É tão bom recordar! Faz doer, mas sabe bem! Ai que saudades do nosso
tempo! Que saudades da nossa "malta"! Que saudades do nosso
"Cine-Colonial" e o filme "Aventureiros na Lua"! Que
saudades do
"Sansão e Dalila"! Que saudades da "Auto-Reparadora" e da
Igreja de
São Paulo e da "Minerva"! Que saudades do Sr. Brito da Farmácia S.
Paulo, que tratava as equizemas , conhecidas por "flor do Congo" !
Que
saudades das sandes de peixe frito do velho "Campino", e daquele seu
"boteco" defronte da Farmácia São Paulo! Ai que saudades dos doces de
ginguba da velha Donana!
Que saudades do Sr. Torrão que vendia no seu carrinho de gelados, os
“pirolitos” e a “paracuca”, do Seixas! Do "Carinhas"! Do palhaço
"Pipofe" e do Carlos da "Casa Lina"! Ai que saudades do
"Bar
Mariazinha e do Sr. Azevedo...Ai que saudades de todas estas saudades!
Saudades de ti, saudades de mim, do tempo e das palavras inocentes que
utilizávamos nos nossos diálogos. Há palavras do tempo que faz e há
palavras do tempo que é...As palavras do tempo que é, escondem-se por
dentro do tempo que faz e certas palavras do tempo que faz matam a
palavra do tempo que é!!
Lembras-te do Baleizão e das sandes de presunto e daqueles
"finos" de
cerveja CUCA, tiradas à maneira, pelo Tarik? E dos restaurantes da
conduta com o seu inigualável bacalhau assado na brasa com as
travessas cheias de azeite e do frango de churrasco e de cabidela com
arroz malandro, também eles confeccionados nos restaurantes da
conduta. Lembras-te do Bairro Zangado e do Muceque Mota? Do Rangel, da
Maianga, Vila Alice, Vila Clotilde, Samba, Praia do Bispo, Cassequele,
Ingombotas, Marçal, Farra do Braguêz, Bairro da Lixeira, Sambizanga,
Caoope...LEMBRAS-TE? E dos Cinemas: "Tropical", "Nacional",
"Império",
"Miramar", "Restauração", "Cine-Colonial",
"Kilumba"...E do "BÊ-Ó"?
Com aquelas suas "baronas" (Bailundas, Madeirenses, Indianas,
Cabo-verdianas, "Tugas" de Viseu, da Lourinhã e de outras localidades
daqui do "Puto"!). E da "Cagalhoça"? E da "Maria das
Pressas"? E das
"Aleijadinhas" (Irmãs gêmeas)? Grandes "trumunos"!!
Cacuaco, Caxito,
"Mabubas", "Quifangondo", "Marabunta"
inicialmente no Kaiser vermelho
e mais tarde no seu "Chevrolet descapotável também ele vermelho"...

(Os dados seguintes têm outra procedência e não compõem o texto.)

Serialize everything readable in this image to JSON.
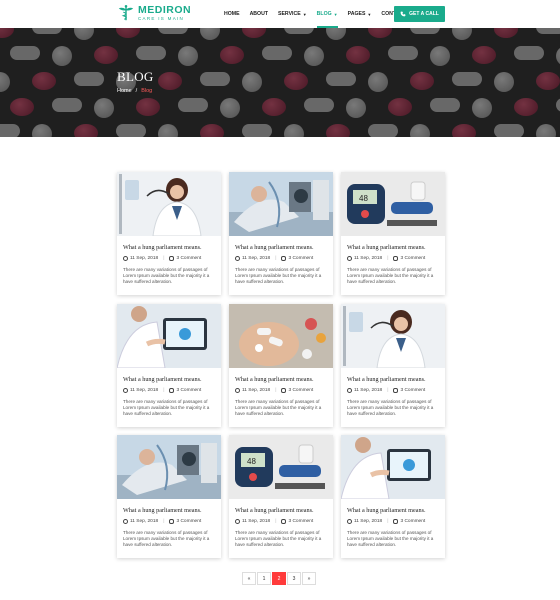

Aiué "Santo-Rosa"! Aiué Loja dos "Cambutas"! Aiué
"Casa Branca"! Aiué
"Catonho-Tonho"! Aiué "Casa Carmona"! Aiué
"Gajajeira"! Aiué "Casa
Sabú"! "Casa Queimada"! "Karibala"! Desportivo de São
Paulo! Aiué
"Copacabana"! Aiué o "REX"! Aiué "Liceu Salvador
Correia"! Rádio Clube
de Angola, com a voz inconfundível de Santos e Sousa! "Uma voz
portuguesa em África"! Aiué "Lusolanda",
"Robert-Hudson", "Casa
Americana", "Bicker", "Quintas e Irmão",
"Armazéns do Minho", Aiué
"Poço da Morte" com Fernando Silva, "jovem audaz artista
português,
que sobe as paredes lisas, sem feitiço, do Poço da Morte"! Subam
Meninas! Subam! Irão assistir a um espectáculo nunca dantes visto,
onde há a perícia, o Arrojo, a audácia, o sangue-frio e o desprezo
pela vida!
Depois do espectáculo, a entrevista ao "Bumbo":
-Então Amigo? O Senhor gostou do espectáculo?
Resposta do patrício:
-Quer dizer...gostar, gostar, propriamente não lhê gostei. Maje...não
deram o Arrojo, qui diziam qui davam!
São essas recordações, que nos fazem chorar de saudades! A fragrância
da "Katinga", do "Mufete", "Carangueijo de
Moçamedes", garôpa, peixe
galo, peixe pungo, corvina, peixe prata, o popular "Cacusso assado com
feijão de óleo de palma", do "pirão" (caldo com farinha e
peixe),
indicado para se tomar após uma "ressaca"! "Kimbombo",
"Marufo"...?!!!!
E a nossa Ilha!!!!! ???? Ilha distante...tépido Sol...amena frescura
das tuas ondas tropicais outras vezes perigosas conhecidas por calema;
Acalmia, sossego e paz no encanto da embriaguez de um e do outro. A
voz do tempo! A voz daqueles que já partiram!!! A sua voz, suavemente,
relança o tempo que é numa estranha melodia que se entranha no íntimo
até ao limiar do desejo. AIUÉ MINGUITO, com a sua concertina!! Aiué
Velha Guinhas (Cega), mas que via mais do que todos nós!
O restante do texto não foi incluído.